Economists call this phenomenon “the resource curse” and the curse’s result is that nearly all of the incremental income generated by fracking gets exported to people in other places. That’s why residents in New York would have received almost none of the $27,000 per household the report says they “lost out on”.
The issue isn’t whether one side of the state line did slightly better or worse than the other, It’s how badly both sides are doing and how little difference fracking makes.
The report dismisses jobs as a measure of prosperity. That should be jarring to policymakers and the public, which has become accustomed to hearing job creation cited as the principal benefit of all economic development efforts. But the report’s dismissal of jobs as a measure of prosperity makes sense when it is revealed that communities on both sides of the state line were suffering from job loss before the fracking boom and the trend has only worsened since. With declines in jobs of 10% and 13% respectively, both the Pennsylvania and New York Counties are on long-term downward trajectories, which was only briefly interrupted between 2008 and 2012.
To put these losses in context, it’s helpful to consider that, during the period 2002 – 2023, the number of jobs in the US economy grew from 128 million to more than 153 million, an increase of nearly 20%. Jobs in Pennsylvania grew by 8%, which means that Pennsylvania’s natural gas counties, far from being contributors to job growth, actually dragged it down.
It’s also not clear that natural gas will help going forward. The number of natural gas jobs has fallen by 40% in the last five years. And statewide, Pennsylvania’s fracking industry provides fewer than 20,000 jobs out of more than 5 million in Pennsylvania’s economy.
The report purports to be an apples-to-apples comparison. It’s not.
Any differences found in the Heritage Foundation report between New York’s Marcellus counties and Pennsylvania’s northeast Marcellus counties are as likely to be explained by pre-existing differences in their economies as they are by the natural gas industry.
While the regions on either side of the state line are of similar size geographically, the New York counties are more than two and a half times as heavily populated as the Pennsylvania counties. They include cities, such as Binghamton and Elmira.
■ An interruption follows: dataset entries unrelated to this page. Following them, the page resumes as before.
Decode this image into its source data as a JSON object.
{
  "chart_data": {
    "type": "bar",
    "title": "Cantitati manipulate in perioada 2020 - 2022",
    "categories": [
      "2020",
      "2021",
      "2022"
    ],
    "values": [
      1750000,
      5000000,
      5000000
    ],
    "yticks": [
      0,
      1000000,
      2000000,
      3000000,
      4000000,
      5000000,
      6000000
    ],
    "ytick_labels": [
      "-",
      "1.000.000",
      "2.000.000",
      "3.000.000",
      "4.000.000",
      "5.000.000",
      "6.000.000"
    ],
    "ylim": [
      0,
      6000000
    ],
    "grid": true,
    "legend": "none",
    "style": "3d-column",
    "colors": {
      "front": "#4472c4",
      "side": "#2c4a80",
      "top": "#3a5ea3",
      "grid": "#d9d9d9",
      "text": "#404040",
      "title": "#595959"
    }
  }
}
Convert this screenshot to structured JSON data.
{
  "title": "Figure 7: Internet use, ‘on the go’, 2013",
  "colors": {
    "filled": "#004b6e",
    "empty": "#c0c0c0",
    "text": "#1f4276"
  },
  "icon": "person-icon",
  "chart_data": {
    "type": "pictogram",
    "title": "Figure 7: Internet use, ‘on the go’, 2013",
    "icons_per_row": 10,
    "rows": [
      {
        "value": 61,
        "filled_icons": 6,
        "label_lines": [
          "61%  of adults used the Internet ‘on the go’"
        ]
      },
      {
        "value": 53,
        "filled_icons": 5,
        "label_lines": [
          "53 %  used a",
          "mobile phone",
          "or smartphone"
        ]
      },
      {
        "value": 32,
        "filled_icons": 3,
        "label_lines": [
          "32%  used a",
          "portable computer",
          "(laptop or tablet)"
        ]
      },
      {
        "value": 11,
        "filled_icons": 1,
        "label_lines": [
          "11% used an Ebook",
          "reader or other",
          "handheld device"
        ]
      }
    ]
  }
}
Also the supposedly more prosperous Pennsylvania counties are depopulating faster than the New York Counties.
As a consequence, even if New York were to allow fracking, the industry’s already negligible economic impact would be diluted further in the much larger economies of the New York counties.
As pointed out above, the small differences in economic outcomes between the two regions are far less important than the fact that both regions are suffering mightily. And, although natural gas has grown from 1% of the Pennsylvania counties’ economy to 30%, it has done little or nothing to change their economic trajectory. There is no reason to imagine that the results of embracing fracking in New York would be different.
Look out for the upcoming “Frackalachia Update.”
The Ohio River Valley Institute’s upcoming “Frackalachia Update” will explore in greater detail the economic impacts of natural gas development for all 30 major gas-producing counties in Ohio, Pennsylvania, and West Virginia. The update will show that the job and population losses described in this report for Pennsylvania’s northeastern gas-producing counties are typical of the impact natural gas production has in the northeast United States. And, looking ahead, it will discuss the possible implications for the industry, the region, and the region’s economic development strategies of growing demand for energy.
[1] As defined by the US Bureau of Labor Statistics, the Mining sector includes “Mining, Quarrying, and Oil & Gas Extraction.”
[2] The total income of an area can exceed total GDP as a result of government transfer payments, such as Social Security and AFDC benefits which add to the income generated by economic output.